The possible values in the exponent columns are as follows:
exponentValues <- c(as.character(economicDmg$PROPDMGEXP), as.character(economicDmg$CROPDMGEXP))
unique(exponentValues)
## [1] "K" "M" NA "B" "m" "+" "0" "5" "6" "?" "4" "2" "3" "h" "7" "H" "-"
## [18] "1" "8" "k"
I’m calculating the monetary value of damage by multiplying damage by 10 to the power of the exponent. Eg.
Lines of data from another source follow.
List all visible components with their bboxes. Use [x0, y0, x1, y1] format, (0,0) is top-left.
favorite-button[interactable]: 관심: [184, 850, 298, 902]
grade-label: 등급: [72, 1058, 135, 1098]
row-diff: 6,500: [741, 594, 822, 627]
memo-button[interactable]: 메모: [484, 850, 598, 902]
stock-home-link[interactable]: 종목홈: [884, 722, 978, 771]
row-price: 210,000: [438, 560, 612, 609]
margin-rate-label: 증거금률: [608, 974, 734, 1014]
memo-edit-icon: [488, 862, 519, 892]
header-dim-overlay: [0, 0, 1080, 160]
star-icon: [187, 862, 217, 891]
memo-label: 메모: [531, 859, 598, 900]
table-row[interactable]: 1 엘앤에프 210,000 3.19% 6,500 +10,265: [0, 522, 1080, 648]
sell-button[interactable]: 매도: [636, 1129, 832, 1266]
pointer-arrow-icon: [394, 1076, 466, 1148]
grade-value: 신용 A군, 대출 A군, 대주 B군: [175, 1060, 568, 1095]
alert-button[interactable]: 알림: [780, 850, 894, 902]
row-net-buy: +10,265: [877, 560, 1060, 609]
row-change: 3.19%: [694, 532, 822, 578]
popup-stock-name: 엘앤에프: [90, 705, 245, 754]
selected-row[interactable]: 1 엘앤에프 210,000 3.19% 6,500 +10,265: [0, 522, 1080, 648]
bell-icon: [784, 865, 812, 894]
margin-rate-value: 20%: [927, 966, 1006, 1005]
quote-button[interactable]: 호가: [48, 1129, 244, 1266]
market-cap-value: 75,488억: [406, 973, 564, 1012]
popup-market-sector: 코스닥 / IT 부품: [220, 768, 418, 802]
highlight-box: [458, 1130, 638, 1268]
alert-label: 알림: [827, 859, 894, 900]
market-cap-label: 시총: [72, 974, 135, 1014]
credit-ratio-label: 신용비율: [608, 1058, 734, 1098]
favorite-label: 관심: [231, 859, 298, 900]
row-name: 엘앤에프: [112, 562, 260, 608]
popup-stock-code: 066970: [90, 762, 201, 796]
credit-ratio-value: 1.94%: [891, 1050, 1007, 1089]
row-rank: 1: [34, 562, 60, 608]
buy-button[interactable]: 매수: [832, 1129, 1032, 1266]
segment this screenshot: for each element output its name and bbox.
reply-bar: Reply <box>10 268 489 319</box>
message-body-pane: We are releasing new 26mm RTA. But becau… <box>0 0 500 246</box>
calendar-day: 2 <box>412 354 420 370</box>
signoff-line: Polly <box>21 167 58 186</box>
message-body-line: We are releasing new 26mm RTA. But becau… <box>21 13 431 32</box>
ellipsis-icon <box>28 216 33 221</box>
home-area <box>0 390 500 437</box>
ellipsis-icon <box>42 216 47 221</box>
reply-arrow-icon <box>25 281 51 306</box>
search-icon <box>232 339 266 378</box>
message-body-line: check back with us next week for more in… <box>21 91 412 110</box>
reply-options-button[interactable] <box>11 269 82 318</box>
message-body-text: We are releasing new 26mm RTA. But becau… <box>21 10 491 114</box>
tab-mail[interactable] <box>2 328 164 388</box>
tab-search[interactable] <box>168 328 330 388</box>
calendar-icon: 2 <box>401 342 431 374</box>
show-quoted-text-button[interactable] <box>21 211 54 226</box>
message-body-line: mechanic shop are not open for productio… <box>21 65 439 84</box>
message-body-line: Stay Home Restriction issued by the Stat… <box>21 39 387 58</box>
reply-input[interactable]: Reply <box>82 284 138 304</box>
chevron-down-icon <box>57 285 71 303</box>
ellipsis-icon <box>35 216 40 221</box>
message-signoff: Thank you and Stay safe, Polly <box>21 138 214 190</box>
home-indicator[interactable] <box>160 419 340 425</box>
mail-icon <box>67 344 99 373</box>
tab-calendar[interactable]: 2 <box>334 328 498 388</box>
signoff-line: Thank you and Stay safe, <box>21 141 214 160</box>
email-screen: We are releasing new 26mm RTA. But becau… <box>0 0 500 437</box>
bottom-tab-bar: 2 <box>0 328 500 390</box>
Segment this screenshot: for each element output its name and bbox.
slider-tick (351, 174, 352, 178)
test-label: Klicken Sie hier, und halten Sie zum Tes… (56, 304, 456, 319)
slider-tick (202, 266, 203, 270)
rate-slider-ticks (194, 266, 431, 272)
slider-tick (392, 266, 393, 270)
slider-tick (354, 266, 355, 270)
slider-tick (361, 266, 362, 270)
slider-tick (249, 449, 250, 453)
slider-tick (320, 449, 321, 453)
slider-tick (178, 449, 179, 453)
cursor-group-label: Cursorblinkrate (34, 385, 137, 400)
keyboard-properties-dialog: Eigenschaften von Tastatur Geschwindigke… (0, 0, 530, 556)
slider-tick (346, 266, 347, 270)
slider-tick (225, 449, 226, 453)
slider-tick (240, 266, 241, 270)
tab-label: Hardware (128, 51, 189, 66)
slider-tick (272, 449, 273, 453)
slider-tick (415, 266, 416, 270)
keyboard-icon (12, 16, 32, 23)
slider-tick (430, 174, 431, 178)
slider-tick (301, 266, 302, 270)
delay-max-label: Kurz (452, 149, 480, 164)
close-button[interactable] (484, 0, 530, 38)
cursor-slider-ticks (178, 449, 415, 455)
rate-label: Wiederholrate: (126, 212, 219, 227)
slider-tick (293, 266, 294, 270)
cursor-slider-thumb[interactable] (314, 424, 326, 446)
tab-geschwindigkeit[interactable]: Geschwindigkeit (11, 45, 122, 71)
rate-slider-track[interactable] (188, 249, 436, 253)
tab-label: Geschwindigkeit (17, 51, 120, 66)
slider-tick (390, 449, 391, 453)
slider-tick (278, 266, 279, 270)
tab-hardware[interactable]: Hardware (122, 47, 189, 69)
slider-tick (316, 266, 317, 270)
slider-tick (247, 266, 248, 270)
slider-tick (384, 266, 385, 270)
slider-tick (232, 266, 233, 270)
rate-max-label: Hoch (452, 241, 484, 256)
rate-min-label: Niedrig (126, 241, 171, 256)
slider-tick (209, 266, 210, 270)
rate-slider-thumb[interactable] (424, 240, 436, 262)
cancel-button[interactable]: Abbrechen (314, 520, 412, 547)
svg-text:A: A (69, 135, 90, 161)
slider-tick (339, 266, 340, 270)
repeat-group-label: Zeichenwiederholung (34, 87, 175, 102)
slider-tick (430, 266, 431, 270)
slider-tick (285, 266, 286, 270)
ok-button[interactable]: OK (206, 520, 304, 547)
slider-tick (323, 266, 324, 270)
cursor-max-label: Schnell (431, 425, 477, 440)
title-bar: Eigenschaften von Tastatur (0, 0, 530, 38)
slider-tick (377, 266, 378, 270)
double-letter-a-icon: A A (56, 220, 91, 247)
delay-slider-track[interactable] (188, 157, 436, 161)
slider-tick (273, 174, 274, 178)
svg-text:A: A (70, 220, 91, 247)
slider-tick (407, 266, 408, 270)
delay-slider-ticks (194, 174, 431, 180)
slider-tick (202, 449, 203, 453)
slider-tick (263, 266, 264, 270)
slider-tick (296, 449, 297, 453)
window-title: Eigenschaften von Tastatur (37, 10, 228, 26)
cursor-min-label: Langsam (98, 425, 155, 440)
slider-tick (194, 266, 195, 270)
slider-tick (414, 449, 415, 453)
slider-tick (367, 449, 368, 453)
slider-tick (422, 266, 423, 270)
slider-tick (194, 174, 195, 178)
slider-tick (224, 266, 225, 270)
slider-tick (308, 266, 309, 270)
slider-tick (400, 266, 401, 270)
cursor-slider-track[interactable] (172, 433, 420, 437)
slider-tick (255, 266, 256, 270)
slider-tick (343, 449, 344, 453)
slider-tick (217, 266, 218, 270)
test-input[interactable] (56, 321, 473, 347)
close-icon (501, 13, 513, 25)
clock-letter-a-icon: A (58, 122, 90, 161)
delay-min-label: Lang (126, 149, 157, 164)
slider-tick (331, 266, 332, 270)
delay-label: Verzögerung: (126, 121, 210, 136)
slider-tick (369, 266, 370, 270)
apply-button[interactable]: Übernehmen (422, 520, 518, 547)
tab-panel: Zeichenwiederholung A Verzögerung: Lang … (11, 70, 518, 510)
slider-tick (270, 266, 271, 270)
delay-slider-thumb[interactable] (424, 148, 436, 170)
PROPDMG * 10 ^ PROPDMGEXP
I’m making the assumptions that:
NA, +, - and ? will be changed to 0 in order that the value in the DMG column will be taken as is.
So here I am replacing the letters with their exponential equivalents and non-numeric characters with 0.
library(car)
economicDmg$PROPDMGEXP <- recode(economicDmg$PROPDMGEXP, "'K'=3;'k'=3;'H'=2;'h'=2; 'M'=6;'m'=6;'B'=9;c('+','-', '?',NA) = 0")
economicDmg$CROPDMGEXP <- recode(economicDmg$CROPDMGEXP, "'K'=3;'k'=3;'H'=2;'h'=2; 'M'=6;'m'=6;'B'=9;c('+','-', '?',NA) = 0")
Now I’ll calculate the dollar values and append these values to the dataset along with a column representing the total of both crop and property damage for each event.
economicDmg$property.damage.dollars <- economicDmg$PROPDMG * 10 ^ as.numeric(as.character(economicDmg$PROPDMGEXP))
economicDmg$crop.damage.dollars <- economicDmg$CROPDMG * 10 ^ as.numeric(as.character(economicDmg$CROPDMGEXP))
economicDmg$total.damage.amount <- economicDmg$property.damage.dollars + economicDmg$crop.damage.dollars
ecoDmgSorted <- economicDmg[order(-economicDmg$total.damage.amount),]
Now we’ll group the damage costs by event.
ecoDmgByEvent <- select(ecoDmgSorted,
EVTYPE,
property.damage.dollars,
crop.damage.dollars,
total.damage.amount) %>%
group_by(EVTYPE) %>%
summarise( Property = sum(property.damage.dollars), Crop = sum(crop.damage.dollars), Total = sum(property.damage.dollars) + sum(crop.damage.dollars))
ecoDmgSorted <- ecoDmgByEvent[order(-ecoDmgByEvent$Total),]
top10eco <- head(ecoDmgSorted, 10)
These are the top 10 most damaging events by cost in dollars (USD).
top10eco
## # A tibble: 10 x 4
## EVTYPE Property Crop Total
## <fct> <dbl> <dbl> <dbl>
## 1 FLOOD 144657709807 5661968450 150319678257
## 2 HURRICANE/TYPHOON 69305840000 2607872800 71913712800
## 3 TORNADO 56947380676 414953270 57362333946
## 4 STORM SURGE 43323536000 5000 43323541000
## 5 HAIL 15735267513 3025954473 18761221986
## 6 FLASH FLOOD 16822673978 1421317100 18243991078
## 7 DROUGHT 1046106000 13972566000 15018672000
## 8 HURRICANE 11868319010 2741910000 14610229010
## 9 RIVER FLOOD 5118945500 5029459000 10148404500
## 10 ICE STORM 3944927860 5022113500 8967041360
I’m removing the Total column in order to melt the data for the plot.
top10eco <- top10eco[, -4]
ecoMelted <- melt(top10eco, id.vars = "EVTYPE")
ecoMelted <- ecoMelted[order(-ecoMelted$value),]
ecoMelted$value <- ecoMelted$value / 10^9
ecoPlot <- ggplot(data=ecoMelted, aes(x=reorder(EVTYPE, value / 10 ^ 9, sum), value, fill=variable)) +
geom_bar(stat="identity") +
coord_flip() +
labs(title="Economic Damage by Event",
subtitle="USA - 1950-2011",
y ="USD Cost (Billions)",
x = "Event Type") +
theme(legend.title=element_blank())
print(ecoPlot)
The plot above shows that flooding causes the most economic damage when both property and crop damage are considered. Approximately 150 Billion USD of damage was caused between the years 1950 and 2011. The data also indicates that drought causes higher damage to crops than the other most damaging weather events.